C’est ce préjugé ridicule, et pourtant si commun, que Philippe Pichot-Bravard bat en brèche dans ce livre remarquable et admirable qu’est Conserver l’ordre constitutionnel (XVIe-XIXe siècle). Docteur en droit, il dresse un tableau de trois siècles de lois fondamentales, avec autant de rigueur que de finesse, à l’aide d’une documentation fournie.
Philippe Pichot-Bavard commence son récit au XVIè siècle.
Avant les guerres de religion, les juristes distinguent la volonté éternelle du Roi et la volonté temporelle, et passagère, du roi. Il y a, d’une part, les lois du royaume, qui sont immuables, et, d’autre part, les lois du roi, qui sont modifiables. Bien que gouvernant par conseil, le roi est le gardien suprême de l’ordre constitutionnel formé par les lois du royaume. Celles-ci visent à garantir le règne de la justice de Dieu dans le royaume. Les lois sont légitimées non pas par leur origine, le respect d’une procédure, mais par leur finalité, qui doit être la justice.

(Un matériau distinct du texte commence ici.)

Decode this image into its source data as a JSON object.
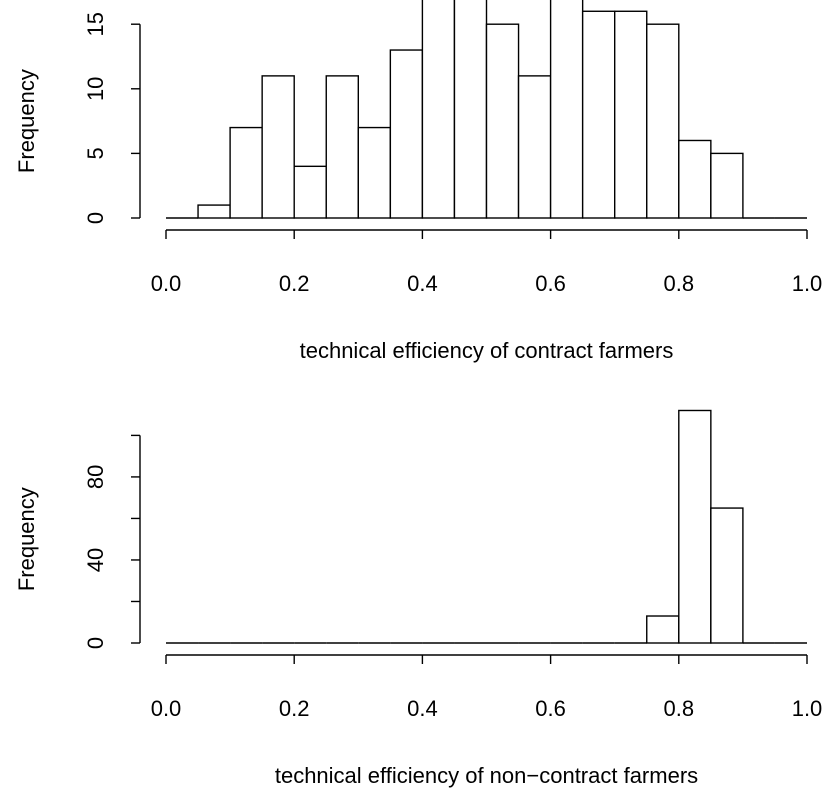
{
  "chart_data": [
    {
      "type": "bar",
      "xlabel": "technical efficiency of contract farmers",
      "ylabel": "Frequency",
      "xlim": [
        0.0,
        1.0
      ],
      "ylim": [
        0,
        17
      ],
      "x_ticks": [
        "0.0",
        "0.2",
        "0.4",
        "0.6",
        "0.8",
        "1.0"
      ],
      "y_ticks": [
        "0",
        "5",
        "10",
        "15"
      ],
      "bin_width": 0.05,
      "bin_edges": [
        0.0,
        0.05,
        0.1,
        0.15,
        0.2,
        0.25,
        0.3,
        0.35,
        0.4,
        0.45,
        0.5,
        0.55,
        0.6,
        0.65,
        0.7,
        0.75,
        0.8,
        0.85,
        0.9,
        0.95,
        1.0
      ],
      "values": [
        0,
        1,
        7,
        11,
        4,
        11,
        7,
        13,
        17,
        17,
        15,
        11,
        17,
        16,
        16,
        15,
        6,
        5,
        0,
        0
      ]
    },
    {
      "type": "bar",
      "xlabel": "technical efficiency of non−contract farmers",
      "ylabel": "Frequency",
      "xlim": [
        0.0,
        1.0
      ],
      "ylim": [
        0,
        100
      ],
      "x_ticks": [
        "0.0",
        "0.2",
        "0.4",
        "0.6",
        "0.8",
        "1.0"
      ],
      "y_ticks": [
        "0",
        "40",
        "80"
      ],
      "y_minor_ticks": [
        20,
        60,
        100
      ],
      "bin_width": 0.05,
      "bin_edges": [
        0.0,
        0.05,
        0.1,
        0.15,
        0.2,
        0.25,
        0.3,
        0.35,
        0.4,
        0.45,
        0.5,
        0.55,
        0.6,
        0.65,
        0.7,
        0.75,
        0.8,
        0.85,
        0.9,
        0.95,
        1.0
      ],
      "values": [
        0,
        0,
        0,
        0,
        0,
        0,
        0,
        0,
        0,
        0,
        0,
        0,
        0,
        0,
        0,
        13,
        112,
        65,
        0,
        0
      ]
    }
  ]
}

Les graves désordres des guerres de religion renforcent,in fine, la puissance de l’Etat. Néanmoins, sa finalité n’est plus la justice, mais sa propre conservation. L’Etat justicier, protecteur des libertés, devient un Etat-puissance, que les élites considèrent de plus en plus souvent comme une menace envers les libertés. Peu confiant dans l’humanité, les élites intellectuelles commencent à rechercher la protection des libertés ailleurs que dans la vertu du roi et de ses conseils. Pour eux, la loi est légitime parce qu’elle a respecté la procédure légale. A la suite de Montesquieu, la protection des libertés ne se fait plus dans la vertu des hommes, mais dans la vertu d’une constitution équilibrée. Au même moment, le triomphe des idées cartésiennes fait émerger le contractualisme.
La Révolution de 1789 s’inscrit dans la lignée de ces courants idéologiques. Sa volonté de régénérer la nation provoque un incroyable mouvement législatif, et les débordements que l’on connaît.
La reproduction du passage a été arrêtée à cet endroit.